Welcome to "1984", and be certain to take your daily dose of "soma". Not taking your meds could provide you with an extended stay at Club Med - Gitmo.
Um, I think 4% is pretty standard for anyone across any industry that is considered a worker that gets their work done in a timely fashion and in good order. If you want that 10% raise, you better be implementing procedures to save the company millions of dollars and make sure your management knows about it. The only justification you could make for a higher raise while "just doing your job" would be for a smaller company where the earnings are more transparent to the workers. If there's only 30 people at the company and profits rise 30% over the year due to everyone "just doing their job", then yeah, a higher raise is arguable. But all that fancy stuff you do as a server admin for a large company, managing server space, making backups, handling software licensing schemes, that's all your job. You're expected to do it and do it reasonably well, that's why you were hired. And in return, you can expect a cost-of-living raise plus a small service incentive increase. The average raise at my company this year will be about 3.5% and I'll be content with that. Mainly because I'm still learning some of the processes and I don't know how everyone else will review my performance thus far. While I think I've done a great job on everything I've worked on, I figure that's what is expected of me. But if I end up patenting some new technologies in the coming year that I believe will help the company, I may feel different. If you can backup your claim for a higher raise, then by all means go for it. But don't sit there and whine that you only get 4% for just doing your job.

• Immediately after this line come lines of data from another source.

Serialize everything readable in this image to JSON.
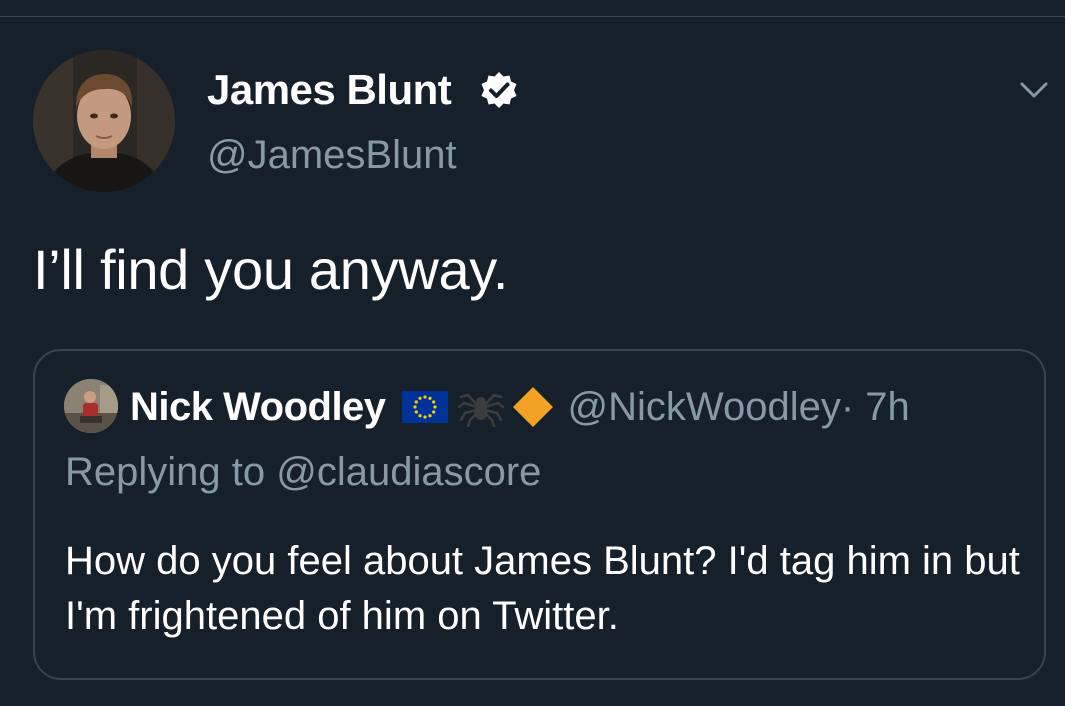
{
  "tweet": {
    "author": {
      "name": "James Blunt",
      "handle": "@JamesBlunt",
      "verified": true,
      "avatar": "profile-photo"
    },
    "text": "I’ll find you anyway.",
    "menu_icon": "chevron-down-icon"
  },
  "quoted_tweet": {
    "author": {
      "name": "Nick Woodley",
      "handle": "@NickWoodley",
      "badges": [
        "eu-flag-icon",
        "spider-icon",
        "orange-diamond-icon"
      ],
      "avatar": "profile-photo"
    },
    "time": " · 7h",
    "reply_context": "Replying to @claudiascore",
    "text": "How do you feel about James Blunt? I'd tag him in but I'm frightened of him on Twitter."
  },
  "colors": {
    "background": "#15202b",
    "border": "#38444d",
    "secondary_text": "#8899a6",
    "verified_badge": "#ffffff",
    "eu_blue": "#003399",
    "eu_stars": "#ffcc00",
    "diamond": "#f4a223"
  }
}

Besides, hasn't anyone ever told you? You don't get rich working for someone else.
to not work for other people. Start your own company and make your own W2. It's one of the best things I've ever done!
-- I am. Therefore, I think!
The vast majority of my family owns their own business or works for one of the members who does. As someone with experience on both ends of the spectrum... company ownership and working for "The Man"(tm)... I can say for certain that the primary reason most people are offered 2% (or whatever) raises, is because the boss or bosses are fairly certain they can get away with it. Sometimes this backfires. In a company with highly skilled and specialized folks, this can often mean you lose some of your best employees. Either way it's all a calculated risk. Questions that are asked:
Is the cost of the additional salary more or less than the cost of replacing the potential loss of personel?
What percentage of those who find other jobs can be lured back in with an offer for a bit more?
Is the product produced by the employee worth the money being paid?
Can an employee that costs less create the same quality of product in the same amount of time?
In the end, if you truely believe you're worth more than you make, and the company you work for seems unwilling to compensate you in this manner, everyone is better off if you find that job. In reality, your true market value is only what the highest bidder will pay. And, in our current job market, there are typically at least a dozen people willing to do what you do for the same or less... supply and demand at its best.